Minimally Invasive Shoulder Surgery: What You Need to Know

Minimally Invasive Shoulder Surgery: What You Need to Know | UPMC Italy

In recent years, the surgical treatment of shoulder disorders has made incredible progress, and today arthroscopy is the most widely used minimally invasive solution for treating various problems, including rotator cuff and labrum lesions, bursa degeneration and shoulder instability.

We asked Professor Francesco Franceschi, a surgeon specialising in Orthopaedics and Traumatology who works in the Shoulder Centre at UPMC Salvator Mundi International Hospital, to briefly explain what arthroscopic shoulder surgery consists of and when it is indicated.

Professor Franceschi, how is arthroscopic surgery performed?

Arthroscopic surgery uses tiny incisions, about half a centimetre to a little over 1 cm long, called ‘portals’. Using a tiny camera that magnifies everything three or four times, and small instruments, the joint is accessed from different angles to perform the operation. The arthroscopic approach is the least invasive technique for shoulder repair and is particularly effective for repairing or replacing ligaments or tendons in the joint.

What are the advantages of arthroscopic shoulder surgery?

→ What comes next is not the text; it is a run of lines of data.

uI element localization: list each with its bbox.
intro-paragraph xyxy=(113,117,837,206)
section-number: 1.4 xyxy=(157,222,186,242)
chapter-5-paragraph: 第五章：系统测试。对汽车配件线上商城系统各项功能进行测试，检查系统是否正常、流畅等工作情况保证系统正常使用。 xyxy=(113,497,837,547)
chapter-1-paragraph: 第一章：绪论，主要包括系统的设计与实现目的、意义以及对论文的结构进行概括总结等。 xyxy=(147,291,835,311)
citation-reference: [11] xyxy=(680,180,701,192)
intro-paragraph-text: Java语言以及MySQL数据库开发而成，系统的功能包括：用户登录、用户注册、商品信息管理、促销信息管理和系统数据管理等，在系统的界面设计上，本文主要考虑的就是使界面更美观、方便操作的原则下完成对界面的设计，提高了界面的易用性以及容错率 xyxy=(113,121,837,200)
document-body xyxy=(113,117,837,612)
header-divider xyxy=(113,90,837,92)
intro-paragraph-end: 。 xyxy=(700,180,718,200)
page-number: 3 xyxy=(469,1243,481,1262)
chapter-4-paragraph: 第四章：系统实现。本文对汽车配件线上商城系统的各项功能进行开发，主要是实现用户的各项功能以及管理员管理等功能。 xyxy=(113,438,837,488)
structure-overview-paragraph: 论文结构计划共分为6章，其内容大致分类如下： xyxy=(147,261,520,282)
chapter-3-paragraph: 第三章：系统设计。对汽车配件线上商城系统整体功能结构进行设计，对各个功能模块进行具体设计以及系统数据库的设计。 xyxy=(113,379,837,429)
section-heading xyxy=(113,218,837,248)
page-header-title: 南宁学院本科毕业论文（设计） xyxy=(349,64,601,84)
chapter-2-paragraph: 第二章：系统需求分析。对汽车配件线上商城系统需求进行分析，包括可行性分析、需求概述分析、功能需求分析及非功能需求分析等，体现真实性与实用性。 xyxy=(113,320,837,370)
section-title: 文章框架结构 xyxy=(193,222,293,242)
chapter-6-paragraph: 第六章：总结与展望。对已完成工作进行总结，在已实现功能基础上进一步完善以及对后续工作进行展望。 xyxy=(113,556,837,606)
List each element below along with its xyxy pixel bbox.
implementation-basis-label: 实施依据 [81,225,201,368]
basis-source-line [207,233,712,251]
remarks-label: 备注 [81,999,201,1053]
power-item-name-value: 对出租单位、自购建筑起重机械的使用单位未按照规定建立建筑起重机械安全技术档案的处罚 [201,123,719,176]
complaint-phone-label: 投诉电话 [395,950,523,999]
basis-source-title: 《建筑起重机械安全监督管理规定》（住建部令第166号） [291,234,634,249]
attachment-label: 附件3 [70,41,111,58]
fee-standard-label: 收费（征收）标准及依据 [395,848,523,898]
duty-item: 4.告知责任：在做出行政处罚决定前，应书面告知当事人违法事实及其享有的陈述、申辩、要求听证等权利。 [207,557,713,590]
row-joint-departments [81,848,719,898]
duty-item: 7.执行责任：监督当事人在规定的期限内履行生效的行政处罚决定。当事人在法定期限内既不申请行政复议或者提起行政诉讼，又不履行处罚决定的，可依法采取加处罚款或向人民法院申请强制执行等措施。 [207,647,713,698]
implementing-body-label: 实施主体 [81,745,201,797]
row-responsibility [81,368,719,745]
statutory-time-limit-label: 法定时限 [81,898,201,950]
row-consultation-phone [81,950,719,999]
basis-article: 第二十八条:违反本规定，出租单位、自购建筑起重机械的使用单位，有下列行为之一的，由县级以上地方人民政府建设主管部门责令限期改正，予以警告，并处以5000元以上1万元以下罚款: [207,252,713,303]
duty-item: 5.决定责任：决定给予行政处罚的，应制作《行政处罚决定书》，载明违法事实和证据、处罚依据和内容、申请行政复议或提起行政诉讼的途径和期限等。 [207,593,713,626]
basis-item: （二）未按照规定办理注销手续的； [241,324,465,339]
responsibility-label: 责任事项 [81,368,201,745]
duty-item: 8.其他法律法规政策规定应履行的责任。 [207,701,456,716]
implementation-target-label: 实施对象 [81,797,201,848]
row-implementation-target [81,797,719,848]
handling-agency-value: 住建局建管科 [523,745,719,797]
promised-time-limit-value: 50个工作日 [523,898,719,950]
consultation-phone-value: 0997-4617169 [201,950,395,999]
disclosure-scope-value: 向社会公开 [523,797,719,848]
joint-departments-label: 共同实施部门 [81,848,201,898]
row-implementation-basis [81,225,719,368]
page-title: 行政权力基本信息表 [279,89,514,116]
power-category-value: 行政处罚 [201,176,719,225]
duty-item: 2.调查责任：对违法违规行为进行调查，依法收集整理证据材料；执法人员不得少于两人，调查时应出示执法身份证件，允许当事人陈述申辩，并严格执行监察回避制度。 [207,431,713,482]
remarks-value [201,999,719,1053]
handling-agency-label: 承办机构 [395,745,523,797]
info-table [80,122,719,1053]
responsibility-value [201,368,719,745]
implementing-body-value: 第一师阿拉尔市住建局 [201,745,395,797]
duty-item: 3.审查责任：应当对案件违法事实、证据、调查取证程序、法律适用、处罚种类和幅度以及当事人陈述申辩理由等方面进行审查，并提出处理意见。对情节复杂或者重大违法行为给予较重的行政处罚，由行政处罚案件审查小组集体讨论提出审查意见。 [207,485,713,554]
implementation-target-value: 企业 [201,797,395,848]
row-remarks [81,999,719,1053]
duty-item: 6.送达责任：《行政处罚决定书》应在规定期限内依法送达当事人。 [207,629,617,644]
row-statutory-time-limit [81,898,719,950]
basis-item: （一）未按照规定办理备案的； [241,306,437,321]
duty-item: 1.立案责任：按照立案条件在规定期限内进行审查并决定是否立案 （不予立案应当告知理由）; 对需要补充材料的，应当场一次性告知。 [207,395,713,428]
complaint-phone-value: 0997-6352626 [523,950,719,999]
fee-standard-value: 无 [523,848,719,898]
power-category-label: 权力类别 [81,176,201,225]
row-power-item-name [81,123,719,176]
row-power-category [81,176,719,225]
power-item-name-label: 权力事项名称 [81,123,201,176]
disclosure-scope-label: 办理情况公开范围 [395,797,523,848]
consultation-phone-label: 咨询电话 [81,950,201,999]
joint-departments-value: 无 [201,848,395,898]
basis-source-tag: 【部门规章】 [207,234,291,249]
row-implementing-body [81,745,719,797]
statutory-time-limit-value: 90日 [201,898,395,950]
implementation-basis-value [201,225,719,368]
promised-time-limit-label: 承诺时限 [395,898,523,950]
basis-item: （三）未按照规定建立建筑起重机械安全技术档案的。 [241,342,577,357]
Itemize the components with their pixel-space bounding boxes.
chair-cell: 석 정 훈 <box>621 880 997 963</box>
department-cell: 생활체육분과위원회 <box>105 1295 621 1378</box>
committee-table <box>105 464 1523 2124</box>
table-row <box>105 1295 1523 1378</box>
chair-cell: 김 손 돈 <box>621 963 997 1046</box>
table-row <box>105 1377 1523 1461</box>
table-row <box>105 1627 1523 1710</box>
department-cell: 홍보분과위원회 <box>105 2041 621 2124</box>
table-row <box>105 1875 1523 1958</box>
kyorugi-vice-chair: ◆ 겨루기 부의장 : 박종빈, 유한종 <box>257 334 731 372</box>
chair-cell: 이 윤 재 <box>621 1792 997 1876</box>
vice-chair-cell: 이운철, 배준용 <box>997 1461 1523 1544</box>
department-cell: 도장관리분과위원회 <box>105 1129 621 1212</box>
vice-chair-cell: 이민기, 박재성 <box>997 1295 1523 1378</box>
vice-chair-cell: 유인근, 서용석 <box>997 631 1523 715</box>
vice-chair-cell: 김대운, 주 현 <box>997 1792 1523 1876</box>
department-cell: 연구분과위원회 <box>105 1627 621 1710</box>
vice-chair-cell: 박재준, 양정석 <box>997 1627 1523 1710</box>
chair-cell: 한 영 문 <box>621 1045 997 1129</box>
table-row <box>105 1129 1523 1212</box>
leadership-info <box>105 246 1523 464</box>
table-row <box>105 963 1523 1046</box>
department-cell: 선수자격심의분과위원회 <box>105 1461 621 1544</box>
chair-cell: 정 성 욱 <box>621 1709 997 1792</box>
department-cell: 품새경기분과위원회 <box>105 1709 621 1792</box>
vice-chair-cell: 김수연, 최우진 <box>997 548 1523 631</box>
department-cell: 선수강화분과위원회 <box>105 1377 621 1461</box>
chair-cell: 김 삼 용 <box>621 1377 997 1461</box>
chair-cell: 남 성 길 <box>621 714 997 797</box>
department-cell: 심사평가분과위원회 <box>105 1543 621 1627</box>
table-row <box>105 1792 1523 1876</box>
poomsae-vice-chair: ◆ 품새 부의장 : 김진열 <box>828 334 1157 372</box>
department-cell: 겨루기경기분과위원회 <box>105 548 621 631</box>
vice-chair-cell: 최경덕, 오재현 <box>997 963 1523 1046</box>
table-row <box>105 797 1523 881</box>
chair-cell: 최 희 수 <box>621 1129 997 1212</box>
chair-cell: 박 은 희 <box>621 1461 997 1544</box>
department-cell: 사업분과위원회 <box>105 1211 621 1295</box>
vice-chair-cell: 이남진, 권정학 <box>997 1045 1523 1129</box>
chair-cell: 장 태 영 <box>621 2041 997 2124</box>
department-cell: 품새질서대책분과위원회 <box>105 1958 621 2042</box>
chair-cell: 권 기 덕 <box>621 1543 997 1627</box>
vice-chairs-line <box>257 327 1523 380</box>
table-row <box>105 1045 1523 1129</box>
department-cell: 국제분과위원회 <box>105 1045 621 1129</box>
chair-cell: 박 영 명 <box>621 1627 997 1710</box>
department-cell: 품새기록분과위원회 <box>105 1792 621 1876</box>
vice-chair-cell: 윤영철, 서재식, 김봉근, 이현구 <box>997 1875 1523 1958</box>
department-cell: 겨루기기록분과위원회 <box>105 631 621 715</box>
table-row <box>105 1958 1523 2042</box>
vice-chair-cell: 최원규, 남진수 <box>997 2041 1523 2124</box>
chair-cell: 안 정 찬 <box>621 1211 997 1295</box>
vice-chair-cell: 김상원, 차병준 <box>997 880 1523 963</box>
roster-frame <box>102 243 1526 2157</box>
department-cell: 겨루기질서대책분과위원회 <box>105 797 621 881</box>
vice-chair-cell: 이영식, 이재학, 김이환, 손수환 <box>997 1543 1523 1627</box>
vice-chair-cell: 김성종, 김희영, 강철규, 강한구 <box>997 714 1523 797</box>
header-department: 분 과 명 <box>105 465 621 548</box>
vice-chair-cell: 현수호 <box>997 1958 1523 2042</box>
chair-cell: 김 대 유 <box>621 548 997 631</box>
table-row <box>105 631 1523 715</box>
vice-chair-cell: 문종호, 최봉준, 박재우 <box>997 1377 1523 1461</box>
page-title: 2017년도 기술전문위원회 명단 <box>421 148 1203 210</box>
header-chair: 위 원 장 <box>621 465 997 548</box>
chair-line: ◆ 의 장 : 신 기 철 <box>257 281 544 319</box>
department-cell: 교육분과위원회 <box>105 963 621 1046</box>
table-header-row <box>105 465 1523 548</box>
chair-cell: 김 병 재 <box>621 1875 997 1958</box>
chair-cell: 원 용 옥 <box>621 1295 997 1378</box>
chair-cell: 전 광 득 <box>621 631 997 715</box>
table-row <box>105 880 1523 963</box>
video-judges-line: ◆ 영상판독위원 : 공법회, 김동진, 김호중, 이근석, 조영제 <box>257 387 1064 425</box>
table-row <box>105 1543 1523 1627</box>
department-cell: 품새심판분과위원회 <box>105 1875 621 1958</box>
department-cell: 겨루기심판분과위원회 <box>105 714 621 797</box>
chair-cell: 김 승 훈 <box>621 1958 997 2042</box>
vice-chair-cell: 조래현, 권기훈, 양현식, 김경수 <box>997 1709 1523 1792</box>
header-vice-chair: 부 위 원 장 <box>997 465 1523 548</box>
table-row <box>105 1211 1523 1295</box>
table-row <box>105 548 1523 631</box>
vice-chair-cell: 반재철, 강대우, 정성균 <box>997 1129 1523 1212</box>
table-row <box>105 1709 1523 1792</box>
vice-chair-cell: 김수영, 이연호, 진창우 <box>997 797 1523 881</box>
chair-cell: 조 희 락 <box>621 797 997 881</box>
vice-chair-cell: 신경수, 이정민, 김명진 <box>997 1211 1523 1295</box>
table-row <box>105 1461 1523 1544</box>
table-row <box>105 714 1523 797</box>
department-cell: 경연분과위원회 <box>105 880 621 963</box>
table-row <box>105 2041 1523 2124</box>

Arthroscopic surgery is a matter of precision and technique. The surgeon must understand exactly how to manipulate the arthroscopic instruments. This precision benefits the patient, since less soft tissue is damaged during arthroscopic surgery. In the past, to repair a rotator cuff or labrum tear, an incision of about 10 cm had to be made. To reach the joint, it was often necessary to first cut the tendon and then repair it, thus lengthening the recovery time. With arthroscopic surgery, on the other hand, the damage to be healed is less, leading to a much faster functional recovery.

What are the most common arthroscopic shoulder surgeries?

The two most common arthroscopic shoulder surgeries are those for repairing the tear in the labrum and rotator cuff.

The glenoid labrum

The labrum is the ring of cartilage that holds the head of the humerus in the glenoid cavity of the shoulder, allowing smooth movement of the joint. This injury generally affects young people and athletes. The advantage of an arthroscopic repair of the tear is that it allows for more movement of the shoulder. There is less scar tissue, so one can move the arm better and rotate it externally, which is especially important for athletes.

The rotator cuff

The rotator cuff is composed of muscles and four tendons that surround it. It has a dual function: it holds the upper part of the humerus in the shoulder socket and aids rotation and movement. Generally, rotator cuff tears affect middle-aged and older people because the tendons wear out with age and repetitive movements, becoming less elastic and causing pain. In other cases, the cause of the rupture may be trauma. The recovery time for arthroscopic rotator cuff repair depends on the size of the tear, usually four to six months. As with most surgeries, the best results are obtained by practising physiotherapy as part of rehabilitation.